Often it is just as simple of thinking if you get that certain job, or career, or spouse, or child, or move to the country, or move to the city, or quit your job, etc. that you will find your own personal heaven, but we also dream of making both societal and technological “progress” to a point where there will be no problems with our world, that if we just make the right decisions as a whole, everything will improve on a massive scale.
It simply isn’t going to happen, on a personal or universal level. That doesn’t mean striving for things is pointless. Striving seems to be part of what we need to feel happiness, and can bring positive changes, but awareness of realistic expectations may prevent us from being disappointed when progress, advancement, or getting the things you want, as vast or simple as they may be, fails to bring as sustained sense of contentment.
We may overly frustrate ourselves by feeling like failures of happiness if we aren’t happy, or we haven’t met our goals. Sometimes we need to make changes and assessments in our lives that may make it easier to find happiness in the future, but it seems to me that these changes are always about providing the right buffer of challenge. That’s why having both long-term goals and short-term goals are so important. We need a long-term goal as something to hope for, but the short-term goal gives us something realistically attainable. The excitement of striving for that goal, the momentary thrill of achieving it, and the hunger for the next goal, seems to keep our brains stimulated in a satisfying way. Paradoxically, we find satisfaction in being almost satisfied. We want hope that there is still a space left where we can feel even better. If we choose to look for gratitude and beauty in any given moment, that’s where happiness lives. It may not be there in the next moment, but we aren’t there yet. In truth, we never will be in that anticipated next moment.

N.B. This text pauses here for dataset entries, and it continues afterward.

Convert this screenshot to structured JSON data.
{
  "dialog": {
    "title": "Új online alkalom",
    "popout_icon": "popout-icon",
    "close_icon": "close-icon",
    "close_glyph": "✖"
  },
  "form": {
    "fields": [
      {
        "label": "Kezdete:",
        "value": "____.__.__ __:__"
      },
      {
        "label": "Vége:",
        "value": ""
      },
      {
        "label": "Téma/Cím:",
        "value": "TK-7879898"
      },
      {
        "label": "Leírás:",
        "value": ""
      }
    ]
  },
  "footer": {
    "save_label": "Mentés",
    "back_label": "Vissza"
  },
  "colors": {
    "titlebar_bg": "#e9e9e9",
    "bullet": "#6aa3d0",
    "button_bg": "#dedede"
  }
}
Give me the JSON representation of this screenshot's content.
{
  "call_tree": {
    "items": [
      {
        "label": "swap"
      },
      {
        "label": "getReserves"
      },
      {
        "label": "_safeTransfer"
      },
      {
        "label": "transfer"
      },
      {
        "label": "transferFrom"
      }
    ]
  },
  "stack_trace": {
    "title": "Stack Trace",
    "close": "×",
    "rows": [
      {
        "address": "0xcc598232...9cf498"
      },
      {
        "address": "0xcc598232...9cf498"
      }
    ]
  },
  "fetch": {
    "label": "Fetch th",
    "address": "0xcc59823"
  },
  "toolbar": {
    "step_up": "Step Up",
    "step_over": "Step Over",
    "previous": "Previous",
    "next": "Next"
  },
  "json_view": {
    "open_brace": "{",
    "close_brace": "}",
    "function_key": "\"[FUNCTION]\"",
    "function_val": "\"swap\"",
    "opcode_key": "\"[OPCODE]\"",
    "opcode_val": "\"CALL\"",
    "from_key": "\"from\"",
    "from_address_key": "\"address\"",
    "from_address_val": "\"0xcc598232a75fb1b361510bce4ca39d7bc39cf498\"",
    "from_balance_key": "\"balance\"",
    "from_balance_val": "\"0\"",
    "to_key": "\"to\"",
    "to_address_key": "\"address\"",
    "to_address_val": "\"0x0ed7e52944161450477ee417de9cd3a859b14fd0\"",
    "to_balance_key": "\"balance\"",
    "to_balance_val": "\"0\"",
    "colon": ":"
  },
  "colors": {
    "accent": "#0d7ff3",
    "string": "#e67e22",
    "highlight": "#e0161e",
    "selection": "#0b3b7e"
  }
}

Since we are always in flux, since our bodies, moods and circumstances aren’t completely in our control, happiness isn’t a given. It isn’t an entitlement, and not being happy right now, in this moment isn’t a something we should be ashamed of or hate ourselves for. Giving up guilt or anger over this perceived lack in ourselves may not bring happiness, but it can offer up a bit of relief. Happiness is a wonderful thing when we experience it, but it isn’t the only thing.